Louis Urbina, Pine City, appellant in person.
Eliot Spitzer, Attorney-General (Alicia R. Ouellette of counsel), Albany, for respondent.
Before: CARDONA, P.J., CREW III, SPAIN, CARPINELLO and MUGGLIN, JJ.
MEMORANDUM AND ORDER
Petitioner, a prison inmate, challenges a determination denying his request to restore his good-time credits. A review was conducted by the Time Allowance Committee (hereinafter TAC) on October 29, 1998. At that time, the maximum amount of good time available to petitioner was five years; however, as a result of several prior tier III disciplinary hearings, it had been recommended that petitioner lose a total of three years of good time. At the TAC hearing, petitioner's requests for an employee assistant, to call witnesses and that the review be electronically recorded were denied. Thereafter, upon its review the TAC determined that petitioner was not entitled to any restoration of his good-time allowance, which determination was upheld on administrative appeals. Petitioner subsequently commenced this CPLR article 78 proceeding seeking restoration of the three years of good time. According to petitioner, his constitutional rights were violated by the denial of an opportunity to call witnesses, an assistant and a recording of the hearing. Supreme Court dismissed the proceeding and we affirm.
We are guided by the principle that "any decision affecting good time allowances shall not be reviewed so long as it is made in accordance with the law" (Matter of Staples v.

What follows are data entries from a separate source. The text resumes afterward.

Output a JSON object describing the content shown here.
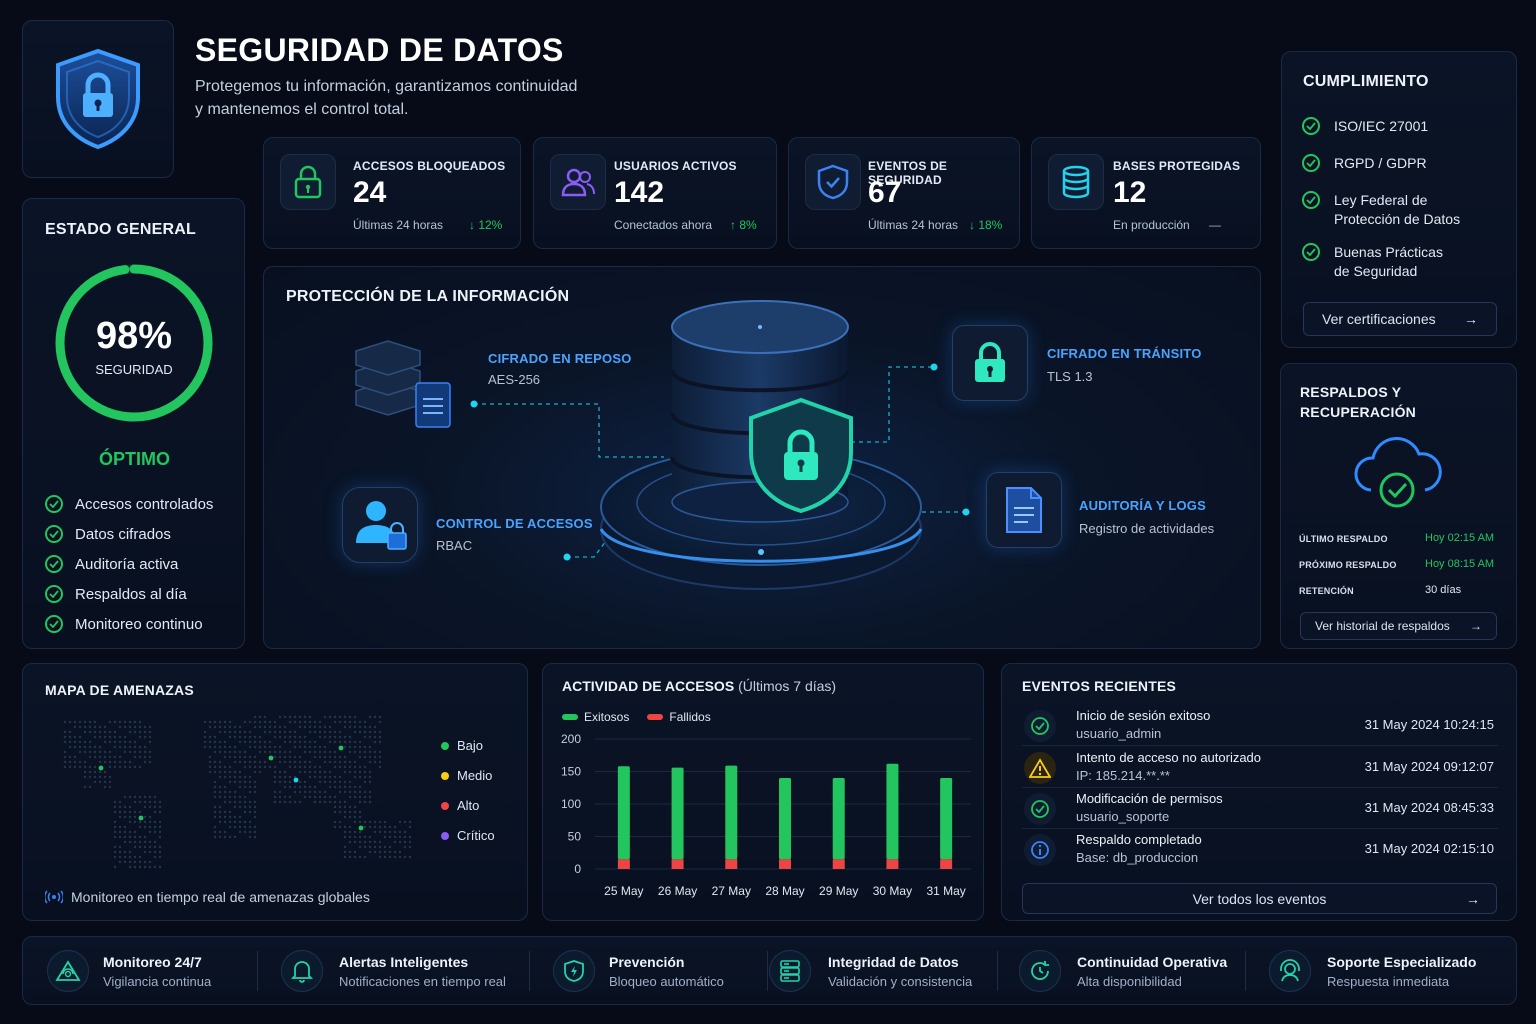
{
  "header": {
    "title": "SEGURIDAD DE DATOS",
    "subtitle_line1": "Protegemos tu información, garantizamos continuidad",
    "subtitle_line2": "y mantenemos el control total."
  },
  "stats": [
    {
      "label": "ACCESOS BLOQUEADOS",
      "value": "24",
      "sub": "Últimas 24 horas",
      "change": "↓ 12%",
      "icon": "lock-icon",
      "color": "#22c55e"
    },
    {
      "label": "USUARIOS ACTIVOS",
      "value": "142",
      "sub": "Conectados ahora",
      "change": "↑ 8%",
      "icon": "users-icon",
      "color": "#8b5cf6"
    },
    {
      "label": "EVENTOS DE SEGURIDAD",
      "value": "67",
      "sub": "Últimas 24 horas",
      "change": "↓ 18%",
      "icon": "shield-check-icon",
      "color": "#3b82f6"
    },
    {
      "label": "BASES PROTEGIDAS",
      "value": "12",
      "sub": "En producción",
      "change": "—",
      "icon": "database-icon",
      "color": "#22d3ee"
    }
  ],
  "estado": {
    "title": "ESTADO GENERAL",
    "percent": "98%",
    "percent_value": 98,
    "gauge_label": "SEGURIDAD",
    "status": "ÓPTIMO",
    "checks": [
      "Accesos controlados",
      "Datos cifrados",
      "Auditoría activa",
      "Respaldos al día",
      "Monitoreo continuo"
    ]
  },
  "proteccion": {
    "title": "PROTECCIÓN DE LA INFORMACIÓN",
    "reposo_label": "CIFRADO EN REPOSO",
    "reposo_sub": "AES-256",
    "transito_label": "CIFRADO EN TRÁNSITO",
    "transito_sub": "TLS 1.3",
    "accesos_label": "CONTROL DE ACCESOS",
    "accesos_sub": "RBAC",
    "auditoria_label": "AUDITORÍA Y LOGS",
    "auditoria_sub": "Registro de actividades"
  },
  "cumplimiento": {
    "title": "CUMPLIMIENTO",
    "items": [
      {
        "line1": "ISO/IEC 27001",
        "line2": ""
      },
      {
        "line1": "RGPD / GDPR",
        "line2": ""
      },
      {
        "line1": "Ley Federal de",
        "line2": "Protección de Datos"
      },
      {
        "line1": "Buenas Prácticas",
        "line2": "de Seguridad"
      }
    ],
    "button": "Ver certificaciones"
  },
  "respaldos": {
    "title_line1": "RESPALDOS Y",
    "title_line2": "RECUPERACIÓN",
    "rows": [
      {
        "label": "ÚLTIMO RESPALDO",
        "value": "Hoy 02:15 AM",
        "color": "#22c55e"
      },
      {
        "label": "PRÓXIMO RESPALDO",
        "value": "Hoy 08:15 AM",
        "color": "#22c55e"
      },
      {
        "label": "RETENCIÓN",
        "value": "30 días",
        "color": "#dfe7f2"
      }
    ],
    "button": "Ver historial de respaldos"
  },
  "mapa": {
    "title": "MAPA DE AMENAZAS",
    "legend": [
      {
        "label": "Bajo",
        "color": "#22c55e"
      },
      {
        "label": "Medio",
        "color": "#facc15"
      },
      {
        "label": "Alto",
        "color": "#ef4444"
      },
      {
        "label": "Crítico",
        "color": "#8b5cf6"
      }
    ],
    "footer": "Monitoreo en tiempo real de amenazas globales"
  },
  "chart_data": {
    "type": "bar",
    "title": "ACTIVIDAD DE ACCESOS",
    "title_suffix": "(Últimos 7 días)",
    "categories": [
      "25 May",
      "26 May",
      "27 May",
      "28 May",
      "29 May",
      "30 May",
      "31 May"
    ],
    "series": [
      {
        "name": "Exitosos",
        "color": "#22c55e",
        "values": [
          143,
          141,
          144,
          125,
          125,
          147,
          125
        ]
      },
      {
        "name": "Fallidos",
        "color": "#ef4444",
        "values": [
          15,
          15,
          15,
          15,
          15,
          15,
          15
        ]
      }
    ],
    "stacked": true,
    "yticks": [
      "0",
      "50",
      "100",
      "150",
      "200"
    ],
    "ylim": [
      0,
      200
    ],
    "grid": true,
    "legend_position": "top-left"
  },
  "eventos": {
    "title": "EVENTOS RECIENTES",
    "items": [
      {
        "title": "Inicio de sesión exitoso",
        "sub": "usuario_admin",
        "date": "31 May 2024  10:24:15",
        "icon": "check-circle-icon",
        "color": "#22c55e"
      },
      {
        "title": "Intento de acceso no autorizado",
        "sub": "IP: 185.214.**.**",
        "date": "31 May 2024  09:12:07",
        "icon": "warning-icon",
        "color": "#facc15"
      },
      {
        "title": "Modificación de permisos",
        "sub": "usuario_soporte",
        "date": "31 May 2024  08:45:33",
        "icon": "check-circle-icon",
        "color": "#22c55e"
      },
      {
        "title": "Respaldo completado",
        "sub": "Base: db_produccion",
        "date": "31 May 2024  02:15:10",
        "icon": "info-icon",
        "color": "#3b82f6"
      }
    ],
    "button": "Ver todos los eventos"
  },
  "footer": [
    {
      "title": "Monitoreo 24/7",
      "sub": "Vigilancia continua",
      "icon": "radar-icon"
    },
    {
      "title": "Alertas Inteligentes",
      "sub": "Notificaciones en tiempo real",
      "icon": "bell-icon"
    },
    {
      "title": "Prevención",
      "sub": "Bloqueo automático",
      "icon": "shield-bolt-icon"
    },
    {
      "title": "Integridad de Datos",
      "sub": "Validación y consistencia",
      "icon": "server-icon"
    },
    {
      "title": "Continuidad Operativa",
      "sub": "Alta disponibilidad",
      "icon": "recovery-icon"
    },
    {
      "title": "Soporte Especializado",
      "sub": "Respuesta inmediata",
      "icon": "support-icon"
    }
  ]
}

Goord, 263 A.D.2d 943, 944, 695 N.Y.S.2d 190, 191, lv denied 94 N.Y.2d 755). Pursuant to Correction Law § 803 Correct. (1) (a), good time may be canceled for violation of institutional rules. Since petitioner's loss of good time was a result of prior disciplinary hearings, petitioner was not entitled to another hearing, under 7 N.Y.CRR part 261 (see, 7 NYCRR 261.4 [a]; People ex rel. Hawkins v. Scully, 151 A.D.2d 527, 528).
Cardona, P.J., Crew III, Spain, Carpinello and Mugglin, JJ., concur.
ORDERED that the judgment is affirmed, without costs.